B. Qualix was incorporated in Delaware on September 21, 1990.
Qualix's authorized capital consists of:
(1) 5,000,000 shares of preferred stock, par value
$0.000333-1/3 per share ("Qualix Preferred Stock"), of which 1,225,001
shares have been designated Series A Preferred Stock, 1,225,001 of
which are issued and outstanding; of which 923,077 shares have been
designated Series B Preferred Stock, 923,077 of which are issued and
outstanding; of which 792,529 shares have been designated Series C
Preferred Stock, 792,529 shares of which are issued and outstanding;
of which 1,400,000 shares have been designated Series D Preferred
Stock, 757,713 shares of which are issued and outstanding; and of
which 280,674 shares have been designated Series E Preferred Stock,
none of which are issued and outstanding; and
(2) 20,000,000 shares of common stock, par value $0.001 per
share ("Qualix Common Stock"), of which 3,358,064 shares are issued
and outstanding.
C. Octopus was incorporated in Pennsylvania on December 10, 1993.

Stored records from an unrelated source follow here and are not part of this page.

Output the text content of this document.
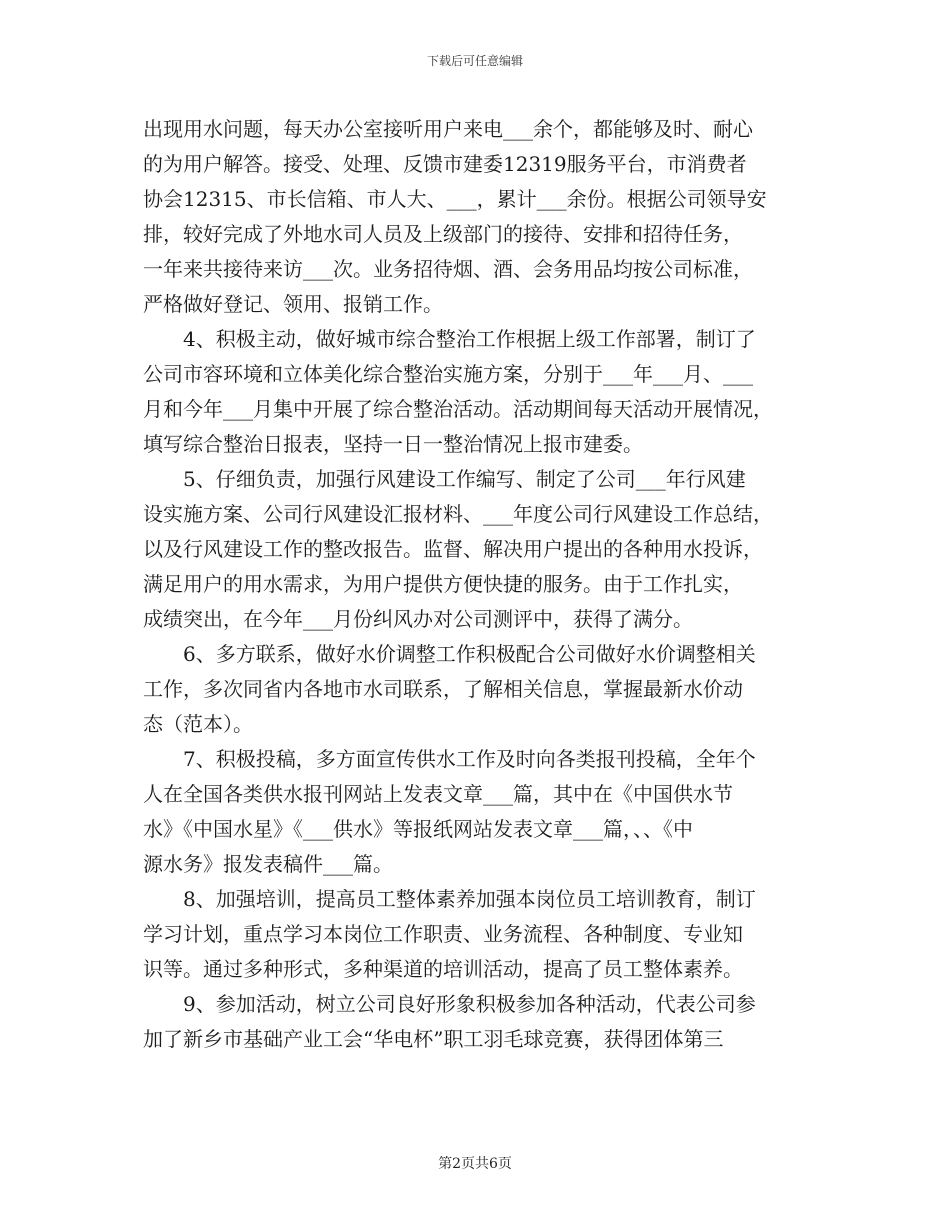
下载后可任意编辑

出现用水问题，每天办公室接听用户来电___余个，都能够及时、耐心
的为用户解答。接受、处理、反馈市建委12319服务平台，市消费者
协会12315、市长信箱、市人大、___，累计___余份。根据公司领导安
排，较好完成了外地水司人员及上级部门的接待、安排和招待任务，
一年来共接待来访___次。业务招待烟、酒、会务用品均按公司标准，
严格做好登记、领用、报销工作。

　　4、积极主动，做好城市综合整治工作根据上级工作部署，制订了
公司市容环境和立体美化综合整治实施方案，分别于___年___月、___
月和今年___月集中开展了综合整治活动。活动期间每天活动开展情况，
填写综合整治日报表，坚持一日一整治情况上报市建委。

　　5、仔细负责，加强行风建设工作编写、制定了公司___年行风建
设实施方案、公司行风建设汇报材料、___年度公司行风建设工作总结，
以及行风建设工作的整改报告。监督、解决用户提出的各种用水投诉，
满足用户的用水需求，为用户提供方便快捷的服务。由于工作扎实，
成绩突出，在今年___月份纠风办对公司测评中，获得了满分。

　　6、多方联系，做好水价调整工作积极配合公司做好水价调整相关
工作，多次同省内各地市水司联系，了解相关信息，掌握最新水价动
态（范本）。

　　7、积极投稿，多方面宣传供水工作及时向各类报刊投稿，全年个
人在全国各类供水报刊网站上发表文章___篇，其中在《中国供水节
水》《中国水星》《___供水》等报纸网站发表文章___篇，、、《中
源水务》报发表稿件___篇。

　　8、加强培训，提高员工整体素养加强本岗位员工培训教育，制订
学习计划，重点学习本岗位工作职责、业务流程、各种制度、专业知
识等。通过多种形式，多种渠道的培训活动，提高了员工整体素养。

　　9、参加活动，树立公司良好形象积极参加各种活动，代表公司参
加了新乡市基础产业工会“华电杯”职工羽毛球竞赛，获得团体第三

第2页共6页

Octopus' authorized capital consists of.
(1) 3,000,000 shares of Preferred Stock, without par value, of
which 3,000,000 shares have been designated Class A Cumulative
Convertible Preferred Stock ("Octopus Class A Preferred Stock")
1,500,000 of which are issued and outstanding; and
(2) 160,000,000 shares of Common Stock, without par value
("Octopus Common Stock"), of which 115,270,505 shares are issued and
outstanding.
X. Xxxxxx, Sub and Octopus have entered into an Agreement and Plan
of Reorganization dated as of July 14, 1996 (the "Agreement and Plan of
Reorganization") providing for representations, warranties, covenants and
agreements in connection with the transactions contemplated hereby. This
Articles of Merger and the Agreement and Plan of Reorganization are intended to
be construed together to effectuate their purpose.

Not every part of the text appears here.